You should note that if you ask us to restrict the processing of your personal data, we may not be able to provide our services to you.
• Right not to be Subject to Automated Decision-Making.
You have the right not to be subject to a decision when it is based on automated processing, and it produces an adverse legal effect or significantly affects you.
• Right to File a Complaint
If you believe that MBC has not complied with the KSA Personal Data Protection Law (PDPL), you have the right to file a complaint with us. If you are not satisfied with the outcome, you may escalate your complaint to the Saudi Data & Artificial Intelligence Authority (SDAIA).
• Right to Claim Compensation:
You are entitled to claim compensation for any material or moral damage resulting from a violation of the Personal Data Protection Law and its implementing regulations.
Exercising Your Rights
To exercise any of these rights, please contact us via dataprotection@mbc.net
We may request specific information from you to help us confirm your identity and facilitate your right to access your personal data (or to exercise any of your other rights).

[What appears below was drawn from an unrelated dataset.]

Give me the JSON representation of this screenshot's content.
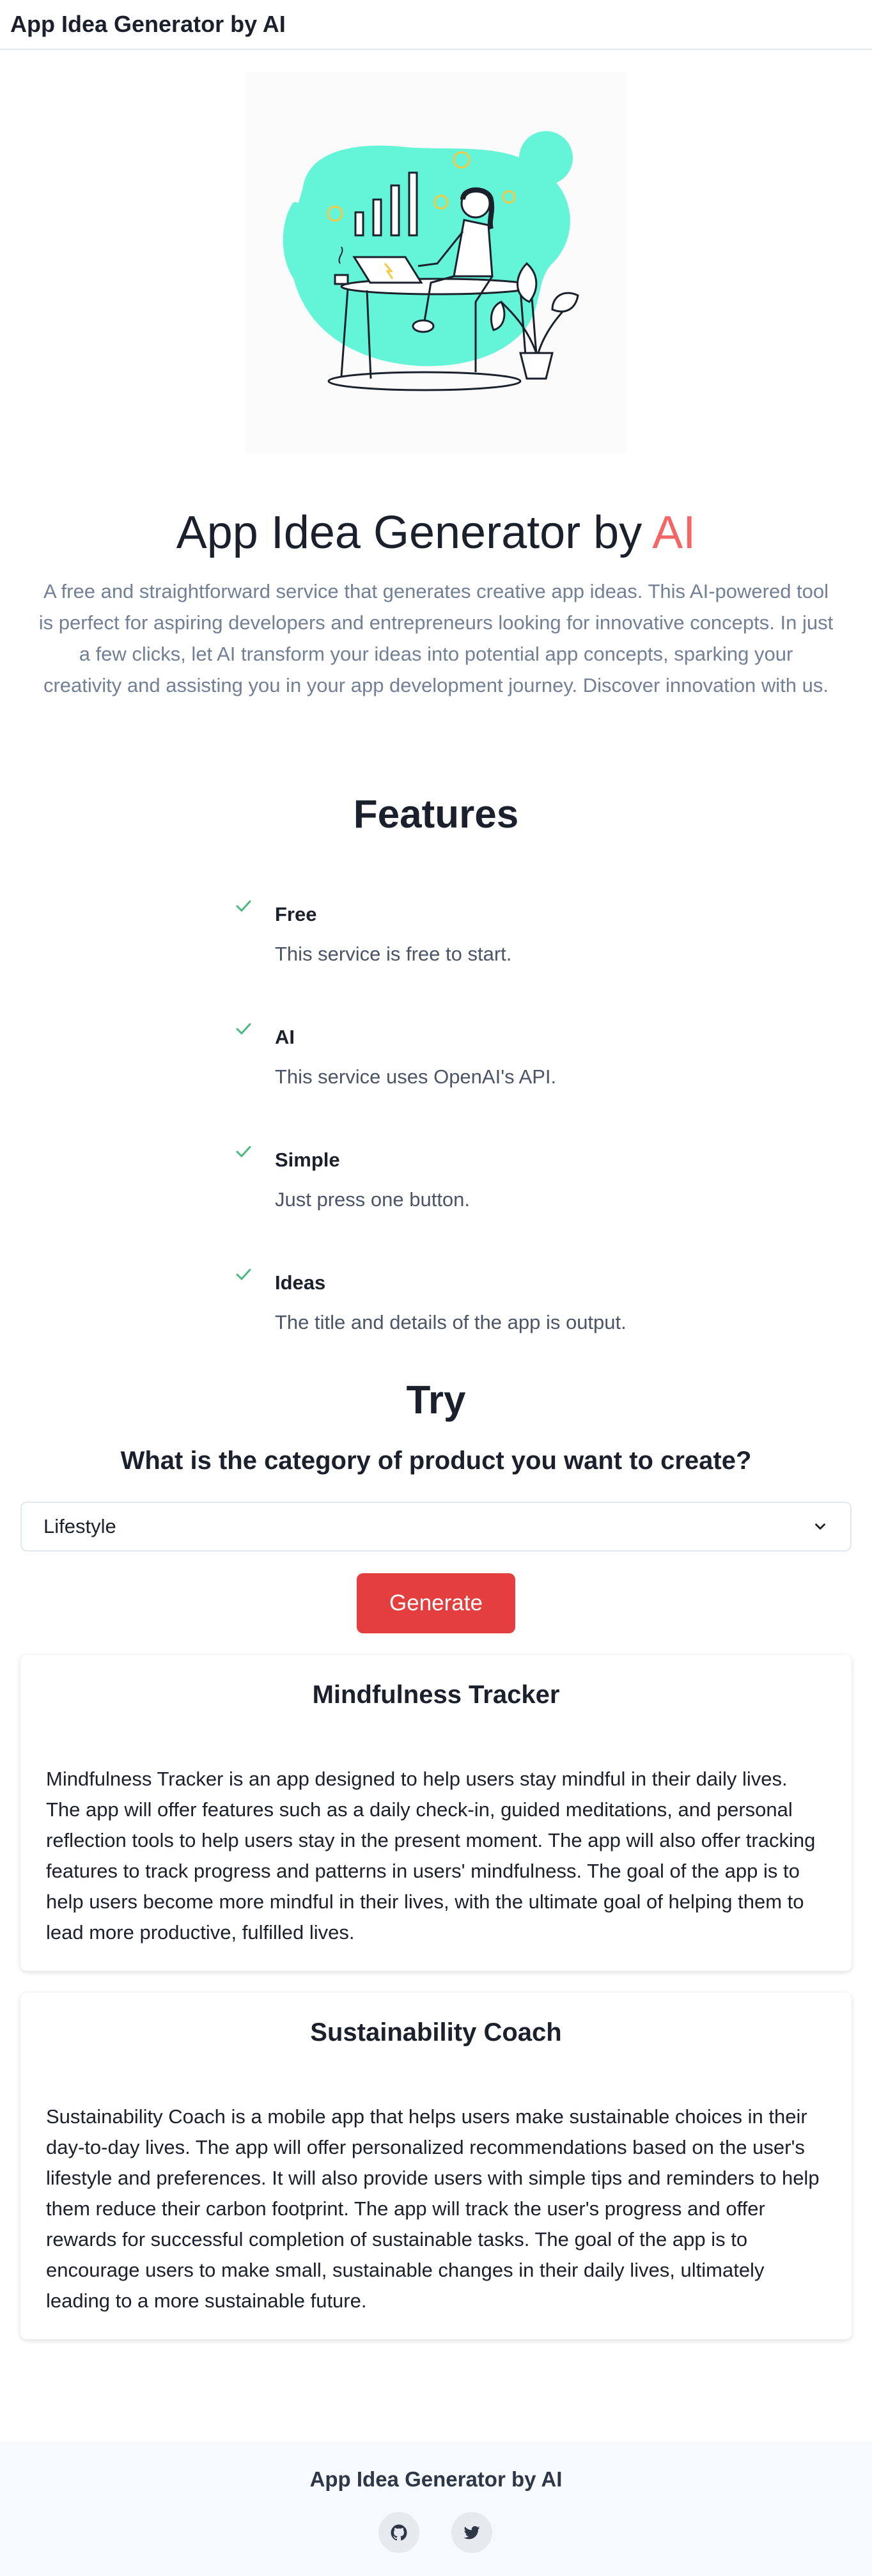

You will not be required to pay any fees in return for exercising your rights. In case of submitting a request for exercising your rights, you will receive a response within 30 days from the date of receipt of your request.
11. What if you have questions or want further information?

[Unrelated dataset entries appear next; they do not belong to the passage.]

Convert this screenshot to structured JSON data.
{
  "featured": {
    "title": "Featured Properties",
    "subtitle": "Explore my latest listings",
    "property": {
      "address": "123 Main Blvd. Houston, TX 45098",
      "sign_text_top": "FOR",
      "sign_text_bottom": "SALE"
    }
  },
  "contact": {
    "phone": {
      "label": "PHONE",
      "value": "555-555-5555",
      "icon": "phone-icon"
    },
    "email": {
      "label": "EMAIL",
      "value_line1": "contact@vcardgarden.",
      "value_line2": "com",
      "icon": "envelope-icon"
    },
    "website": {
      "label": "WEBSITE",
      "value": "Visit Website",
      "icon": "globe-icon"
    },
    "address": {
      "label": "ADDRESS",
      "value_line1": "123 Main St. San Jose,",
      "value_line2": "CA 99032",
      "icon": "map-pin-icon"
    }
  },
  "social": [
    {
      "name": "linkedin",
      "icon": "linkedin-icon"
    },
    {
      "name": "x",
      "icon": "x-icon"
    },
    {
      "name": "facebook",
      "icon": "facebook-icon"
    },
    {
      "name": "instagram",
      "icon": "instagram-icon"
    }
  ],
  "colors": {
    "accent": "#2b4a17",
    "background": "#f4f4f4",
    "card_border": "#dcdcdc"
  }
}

For further details regarding the processing of your Personal Data and how to exercise your rights, please contact us using the below email address:
dataprotection@mbc.net
• If you are located in the European Union, please contact our EU Representative via email at:
info@privacyminders.com
EU Representative’s Contact Details:
Name: RF PRIVACY MINDERS LTD
Address: 10 Patron Street, 6051 Larnaca, Cyprus
E-mail: info@privacyminders.com
Tel.: +357 24812581
• If you are located in the United Kingdom, please contact our UK Representative via email at:
ukrepresentative@privacyminders.com
UK Representative’s Contact Details:
Name: PRIVACY MINDERS (UK) LIMITED
Address: 71-75 Shelton Street, London WC2H 9JQ, United Kingdom
E-mail: ukrepresentative@privacyminders.com
Complaint or Objection Filing Method
If you have any concerns, or if we do not comply with the Personal Data Protection Law, you can file a complaint with our IT Department using the following channel:
Email: E-mail: dataprotection@mbc.net
If you are not satisfied with how we process your complaint, or if we fail to respond within 30 days, you can file a complaint to the Competent Authority Saudi Data & AI Authority (SDAIA).
SDAIA Address:
Kingdom of Saudi Arabia, Riyadh
SDAIA Website:
Saudi Data & AI Authority (sdaia.gov.sa)
National Data Governance Platform “DGP” (dgp.sdaia.gov.sa)

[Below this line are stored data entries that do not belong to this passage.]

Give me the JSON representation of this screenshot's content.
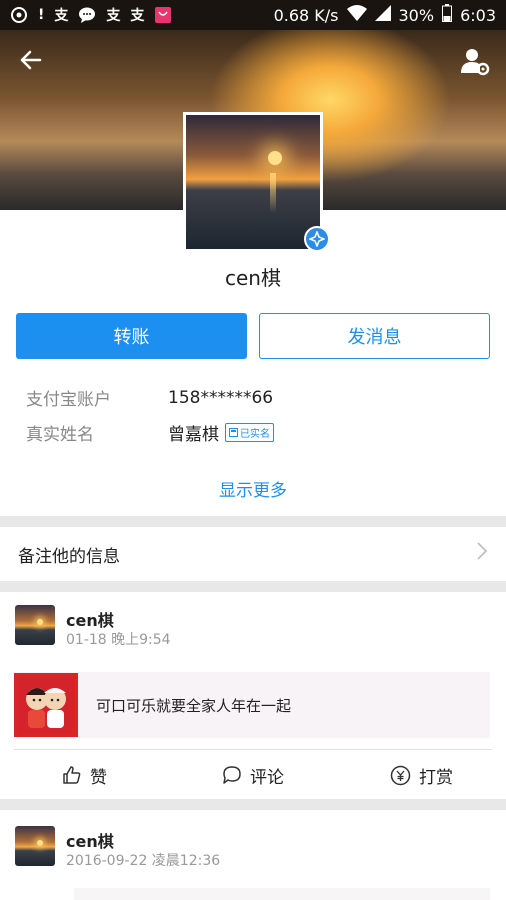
{
  "status_bar": {
    "network_speed": "0.68 K/s",
    "battery": "30%",
    "time": "6:03",
    "left_icons": [
      "weibo-icon",
      "alert-icon",
      "alipay-icon",
      "chat-icon",
      "alipay-icon",
      "alipay-icon",
      "shopping-icon"
    ]
  },
  "profile": {
    "username": "cen棋",
    "transfer_label": "转账",
    "message_label": "发消息",
    "account_label": "支付宝账户",
    "account_value": "158******66",
    "realname_label": "真实姓名",
    "realname_value": "曾嘉棋",
    "verified_badge": "已实名",
    "show_more": "显示更多"
  },
  "remark": {
    "label": "备注他的信息"
  },
  "feed": [
    {
      "name": "cen棋",
      "time": "01-18 晚上9:54",
      "share_text": "可口可乐就要全家人年在一起",
      "like_label": "赞",
      "comment_label": "评论",
      "reward_label": "打赏"
    },
    {
      "name": "cen棋",
      "time": "2016-09-22 凌晨12:36"
    }
  ],
  "colors": {
    "accent": "#1c8ff0",
    "divider": "#e8e8e8"
  }
}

12. Changes in Privacy Notice
We may update this Privacy Notice from time to time in response to changing legal, regulatory or operational requirements. Any changes to this Privacy Notice will be published on this page. When these changes are material, we may provide you with specific notice of any such changes (including when they will take effect) in accordance with the law.
Where applicable (for instance, if the changes imply new data processing that shall rely on your prior consent), we will ensure that you have had the possibility to accept those changes so as to allow you to continue using our services or to refuse - in which case, you will be entitled to cancel your use of the MBC Services.